In December, nearly 200 governments at COP28 reached a key agreement on energy and climate, often referred to as the UAE Consensus, that set new global 2030 goals of accelerating the transition away from fossil fuels, tripling renewable energy capacity, doubling energy efficiency progress and substantially reducing methane emissions.

Participants at the event identified a number of key actions that must be taken in the next year – from securing more financing for clean energy transitions, especially in emerging and developing economies, to enhancing the next round of Nationally Determined Contributions (NDCs) that countries make under the Paris Agreement.
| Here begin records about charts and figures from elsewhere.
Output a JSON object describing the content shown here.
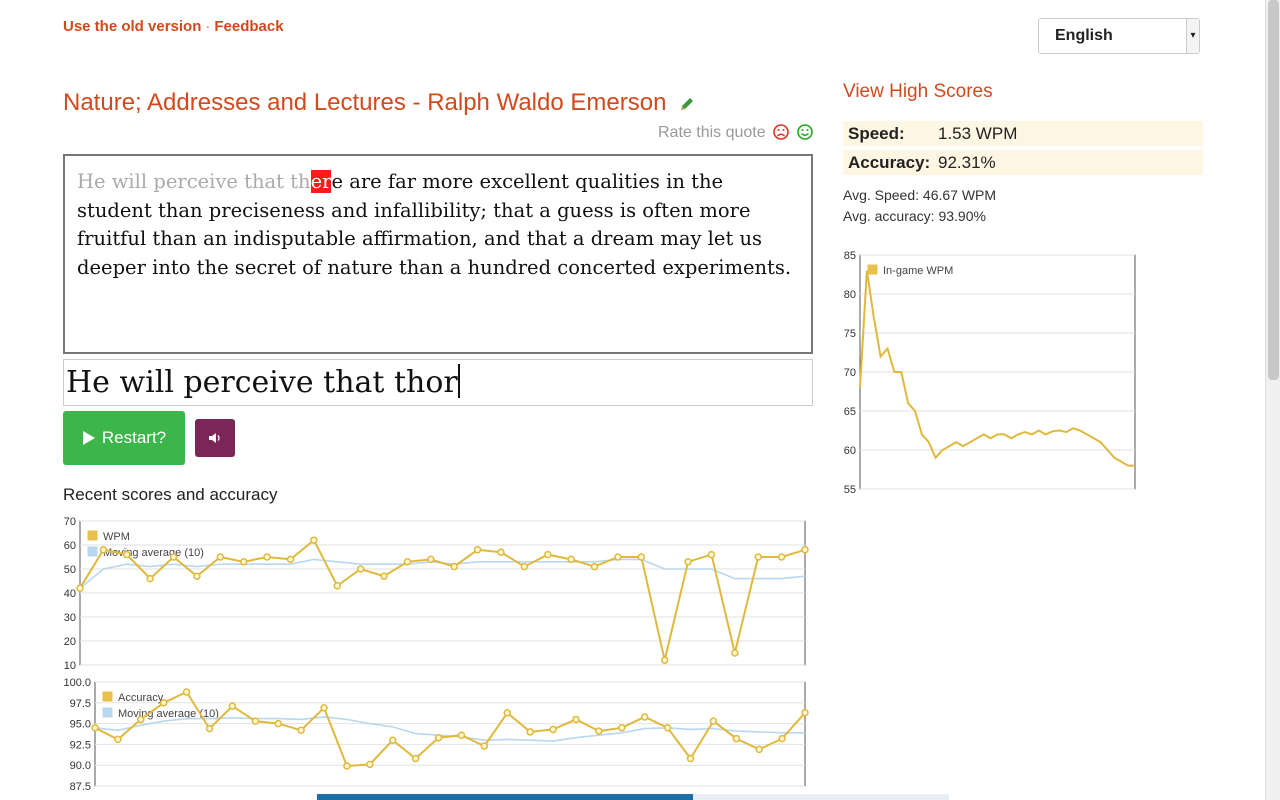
{
  "top_links": {
    "old_version": "Use the old version",
    "separator": "·",
    "feedback": "Feedback"
  },
  "language": {
    "selected": "English"
  },
  "quote": {
    "title": "Nature; Addresses and Lectures - Ralph Waldo Emerson",
    "rate_label": "Rate this quote",
    "typed_part": "He will perceive that th",
    "error_part": "er",
    "remaining_part": "e are far more excellent qualities in the student than preciseness and infallibility; that a guess is often more fruitful than an indisputable affirmation, and that a dream may let us deeper into the secret of nature than a hundred concerted experiments."
  },
  "input": {
    "value": "He will perceive that thor"
  },
  "buttons": {
    "restart_label": "Restart?"
  },
  "recent": {
    "title": "Recent scores and accuracy"
  },
  "high_scores": {
    "link": "View High Scores"
  },
  "stats": {
    "speed_label": "Speed:",
    "speed_value": "1.53 WPM",
    "accuracy_label": "Accuracy:",
    "accuracy_value": "92.31%",
    "avg_speed": "Avg. Speed: 46.67 WPM",
    "avg_accuracy": "Avg. accuracy: 93.90%"
  },
  "colors": {
    "accent": "#d14a1d",
    "gold": "#e8c04a",
    "line_gold": "#e0b93c",
    "blue": "#b8d8f0",
    "restart": "#3cb54a",
    "sound": "#7a2757",
    "error": "#ff1a1a"
  },
  "chart_data": [
    {
      "type": "line",
      "ylim": [
        10,
        70
      ],
      "yticks": [
        "70",
        "60",
        "50",
        "40",
        "30",
        "20",
        "10"
      ],
      "series": [
        {
          "name": "WPM",
          "values": [
            42,
            58,
            56,
            46,
            55,
            47,
            55,
            53,
            55,
            54,
            62,
            43,
            50,
            47,
            53,
            54,
            51,
            58,
            57,
            51,
            56,
            54,
            51,
            55,
            55,
            12,
            53,
            56,
            15,
            55,
            55,
            58
          ]
        },
        {
          "name": "Moving average (10)",
          "values": [
            42,
            50,
            52,
            51,
            52,
            51,
            52,
            52,
            52,
            52,
            54,
            53,
            52,
            52,
            52,
            53,
            52,
            53,
            53,
            53,
            53,
            53,
            53,
            54,
            54,
            50,
            50,
            50,
            46,
            46,
            46,
            47
          ]
        }
      ]
    },
    {
      "type": "line",
      "ylim": [
        87.5,
        100
      ],
      "yticks": [
        "100.0",
        "97.5",
        "95.0",
        "92.5",
        "90.0",
        "87.5"
      ],
      "series": [
        {
          "name": "Accuracy",
          "values": [
            94.5,
            93.1,
            95.5,
            97.5,
            98.8,
            94.4,
            97.1,
            95.3,
            95.0,
            94.2,
            96.9,
            89.9,
            90.1,
            93.0,
            90.8,
            93.3,
            93.6,
            92.3,
            96.3,
            94.0,
            94.3,
            95.5,
            94.1,
            94.5,
            95.8,
            94.5,
            90.8,
            95.3,
            93.2,
            91.9,
            93.2,
            96.3
          ]
        },
        {
          "name": "Moving average (10)",
          "values": [
            94.5,
            94.2,
            94.8,
            95.3,
            95.6,
            95.6,
            95.7,
            95.6,
            95.6,
            95.5,
            95.8,
            95.5,
            95.0,
            94.6,
            93.8,
            93.6,
            93.4,
            93.0,
            93.1,
            93.0,
            92.9,
            93.3,
            93.6,
            93.9,
            94.4,
            94.5,
            94.3,
            94.4,
            94.1,
            94.0,
            93.9,
            93.9
          ]
        }
      ]
    },
    {
      "type": "line",
      "ylim": [
        55,
        85
      ],
      "yticks": [
        "85",
        "80",
        "75",
        "70",
        "65",
        "60",
        "55"
      ],
      "series": [
        {
          "name": "In-game WPM",
          "values": [
            68,
            83,
            77,
            72,
            73,
            70,
            70,
            66,
            65,
            62,
            61,
            59,
            60,
            60.5,
            61,
            60.5,
            61,
            61.5,
            62,
            61.5,
            62,
            62,
            61.5,
            62,
            62.3,
            62,
            62.5,
            62,
            62.4,
            62.5,
            62.3,
            62.8,
            62.5,
            62,
            61.5,
            61,
            60,
            59,
            58.5,
            58,
            58
          ]
        }
      ]
    }
  ]
}
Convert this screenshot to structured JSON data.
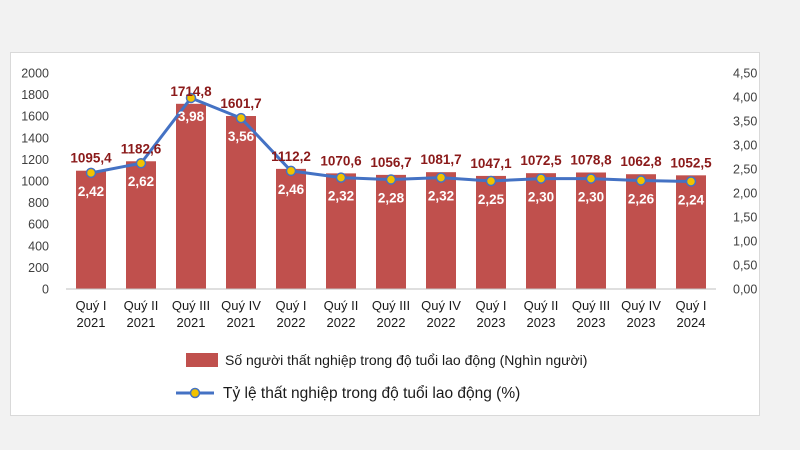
{
  "chart_data": {
    "type": "bar",
    "categories": [
      [
        "Quý I",
        "2021"
      ],
      [
        "Quý II",
        "2021"
      ],
      [
        "Quý III",
        "2021"
      ],
      [
        "Quý IV",
        "2021"
      ],
      [
        "Quý I",
        "2022"
      ],
      [
        "Quý II",
        "2022"
      ],
      [
        "Quý III",
        "2022"
      ],
      [
        "Quý IV",
        "2022"
      ],
      [
        "Quý I",
        "2023"
      ],
      [
        "Quý II",
        "2023"
      ],
      [
        "Quý III",
        "2023"
      ],
      [
        "Quý IV",
        "2023"
      ],
      [
        "Quý I",
        "2024"
      ]
    ],
    "series": [
      {
        "name": "Số người thất nghiệp trong độ tuổi lao động (Nghìn người)",
        "type": "bar",
        "axis": "left",
        "color": "#c0504d",
        "values": [
          1095.4,
          1182.6,
          1714.8,
          1601.7,
          1112.2,
          1070.6,
          1056.7,
          1081.7,
          1047.1,
          1072.5,
          1078.8,
          1062.8,
          1052.5
        ],
        "labels": [
          "1095,4",
          "1182,6",
          "1714,8",
          "1601,7",
          "1112,2",
          "1070,6",
          "1056,7",
          "1081,7",
          "1047,1",
          "1072,5",
          "1078,8",
          "1062,8",
          "1052,5"
        ]
      },
      {
        "name": "Tỷ lệ thất nghiệp trong độ tuổi lao động (%)",
        "type": "line",
        "axis": "right",
        "color": "#4472c4",
        "marker_color": "#f2c200",
        "values": [
          2.42,
          2.62,
          3.98,
          3.56,
          2.46,
          2.32,
          2.28,
          2.32,
          2.25,
          2.3,
          2.3,
          2.26,
          2.24
        ],
        "labels": [
          "2,42",
          "2,62",
          "3,98",
          "3,56",
          "2,46",
          "2,32",
          "2,28",
          "2,32",
          "2,25",
          "2,30",
          "2,30",
          "2,26",
          "2,24"
        ]
      }
    ],
    "y_left": {
      "ylim": [
        0,
        2000
      ],
      "ticks": [
        "0",
        "200",
        "400",
        "600",
        "800",
        "1000",
        "1200",
        "1400",
        "1600",
        "1800",
        "2000"
      ]
    },
    "y_right": {
      "ylim": [
        0,
        4.5
      ],
      "ticks": [
        "0,00",
        "0,50",
        "1,00",
        "1,50",
        "2,00",
        "2,50",
        "3,00",
        "3,50",
        "4,00",
        "4,50"
      ]
    },
    "grid": false,
    "legend": "bottom"
  }
}
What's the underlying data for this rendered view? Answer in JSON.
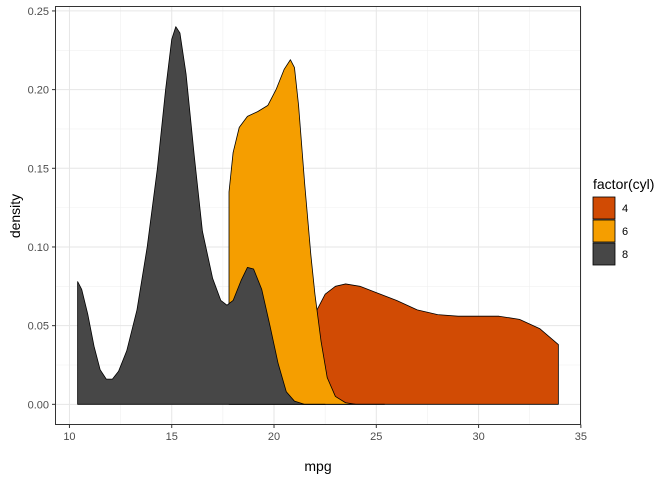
{
  "chart_data": {
    "type": "area",
    "subtype": "density",
    "xlabel": "mpg",
    "ylabel": "density",
    "xlim": [
      10.4,
      33.9
    ],
    "ylim": [
      0,
      0.25
    ],
    "x_ticks": [
      10,
      15,
      20,
      25,
      30,
      35
    ],
    "x_tick_labels": [
      "10",
      "15",
      "20",
      "25",
      "30",
      "35"
    ],
    "y_ticks": [
      0,
      0.05,
      0.1,
      0.15,
      0.2,
      0.25
    ],
    "y_tick_labels": [
      "0.00",
      "0.05",
      "0.10",
      "0.15",
      "0.20",
      "0.25"
    ],
    "grid": true,
    "legend": {
      "title": "factor(cyl)",
      "position": "right",
      "entries": [
        {
          "label": "4",
          "color": "#D14B04"
        },
        {
          "label": "6",
          "color": "#F59E00"
        },
        {
          "label": "8",
          "color": "#474747"
        }
      ]
    },
    "series": [
      {
        "name": "4",
        "color": "#D14B04",
        "points": [
          [
            21.4,
            0.0
          ],
          [
            21.6,
            0.01
          ],
          [
            21.8,
            0.035
          ],
          [
            22.1,
            0.06
          ],
          [
            22.5,
            0.07
          ],
          [
            23.0,
            0.075
          ],
          [
            23.5,
            0.0765
          ],
          [
            24.2,
            0.075
          ],
          [
            25.0,
            0.071
          ],
          [
            26.0,
            0.066
          ],
          [
            27.0,
            0.06
          ],
          [
            28.0,
            0.057
          ],
          [
            29.0,
            0.056
          ],
          [
            30.0,
            0.056
          ],
          [
            31.0,
            0.056
          ],
          [
            32.0,
            0.054
          ],
          [
            33.0,
            0.048
          ],
          [
            33.9,
            0.038
          ],
          [
            33.9,
            0.0
          ]
        ]
      },
      {
        "name": "6",
        "color": "#F59E00",
        "points": [
          [
            17.8,
            0.0
          ],
          [
            17.8,
            0.135
          ],
          [
            18.0,
            0.16
          ],
          [
            18.3,
            0.176
          ],
          [
            18.7,
            0.183
          ],
          [
            19.2,
            0.186
          ],
          [
            19.7,
            0.19
          ],
          [
            20.1,
            0.2
          ],
          [
            20.5,
            0.213
          ],
          [
            20.8,
            0.219
          ],
          [
            21.0,
            0.214
          ],
          [
            21.2,
            0.19
          ],
          [
            21.5,
            0.14
          ],
          [
            21.8,
            0.095
          ],
          [
            22.0,
            0.07
          ],
          [
            22.3,
            0.04
          ],
          [
            22.6,
            0.017
          ],
          [
            23.0,
            0.005
          ],
          [
            23.5,
            0.001
          ],
          [
            24.0,
            0.0
          ],
          [
            25.4,
            0.0
          ],
          [
            25.4,
            0.0
          ]
        ]
      },
      {
        "name": "8",
        "color": "#474747",
        "points": [
          [
            10.4,
            0.0
          ],
          [
            10.4,
            0.078
          ],
          [
            10.6,
            0.073
          ],
          [
            10.9,
            0.057
          ],
          [
            11.2,
            0.037
          ],
          [
            11.5,
            0.022
          ],
          [
            11.8,
            0.016
          ],
          [
            12.1,
            0.016
          ],
          [
            12.4,
            0.021
          ],
          [
            12.8,
            0.034
          ],
          [
            13.3,
            0.06
          ],
          [
            13.8,
            0.1
          ],
          [
            14.3,
            0.15
          ],
          [
            14.7,
            0.2
          ],
          [
            15.0,
            0.232
          ],
          [
            15.2,
            0.24
          ],
          [
            15.4,
            0.236
          ],
          [
            15.7,
            0.21
          ],
          [
            16.1,
            0.158
          ],
          [
            16.5,
            0.11
          ],
          [
            17.0,
            0.08
          ],
          [
            17.4,
            0.066
          ],
          [
            17.7,
            0.063
          ],
          [
            18.0,
            0.066
          ],
          [
            18.4,
            0.079
          ],
          [
            18.7,
            0.087
          ],
          [
            19.0,
            0.086
          ],
          [
            19.4,
            0.073
          ],
          [
            19.8,
            0.05
          ],
          [
            20.2,
            0.026
          ],
          [
            20.6,
            0.008
          ],
          [
            21.0,
            0.002
          ],
          [
            21.5,
            0.0
          ],
          [
            22.5,
            0.0
          ]
        ]
      }
    ]
  }
}
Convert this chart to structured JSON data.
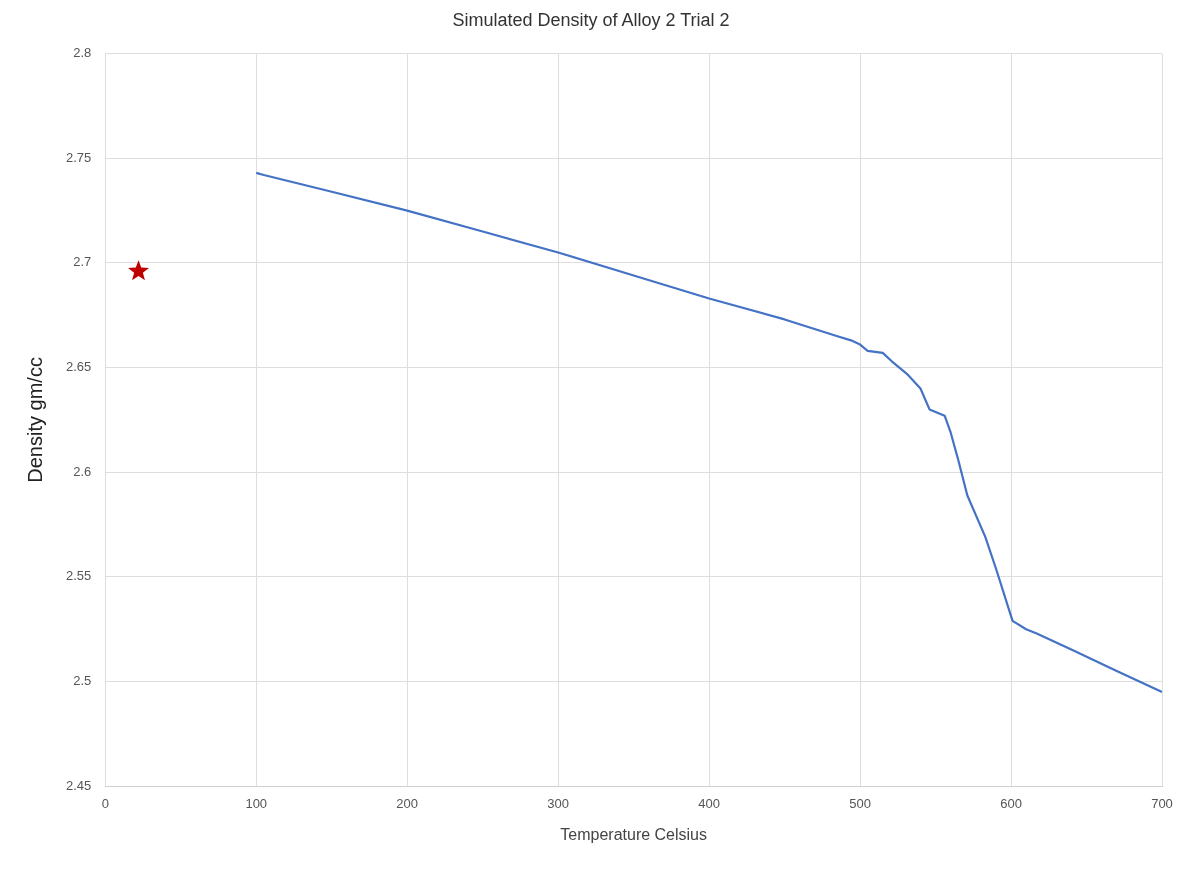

Countries are now beginning the process of setting climate goals that run through 2035, which will be crucial in determining the pace at which global greenhouse gas emissions decline.

Dr Birol pledged to work closely with the COP28 Presidency, as well as with Azerbaijan and Brazil, which will host COP29 and COP30.

Dr Al Jaber has been vocal about his support for energy transition, before and after COP28.

Last month, in an interview to an American broadcaster, he said energy transition means that the only source of energy that will increase over time will have to be the least carbon intensive and renewable energy.

Speaking to CNN’s Becky Anderson at the World Governments Summit in Dubai, he said: "We believe in the transition, we embraced the transition before anyone else. And we invested hundreds of billions of dollars in the transition and we will continue to do so."

He added: "The transition will happen in different places and different places. We have to accept the fact that the world today consumes not less than 275 million barrels of oil equivalent. With this transition, we understand that the only source of energy that will increase over time will have to be the least carbon intensive and renewable energy.

"And that's why, for the first time, a comprehensive agreement came out of a COP with a very clear target of tripling renewable energy and doubling energy efficiency by 2030," Dr Al Jaber said.

On his role as COP 28 president, Dr Al Jaber said: "The challenge of addressing the global problem drove my motivation. The leadership saw me and my team as capable of tackling it. I did not want to miss out on this opportunity of showing the world what a young nation like the UAE can actually do as a true global citizen in addressing such a global challenge."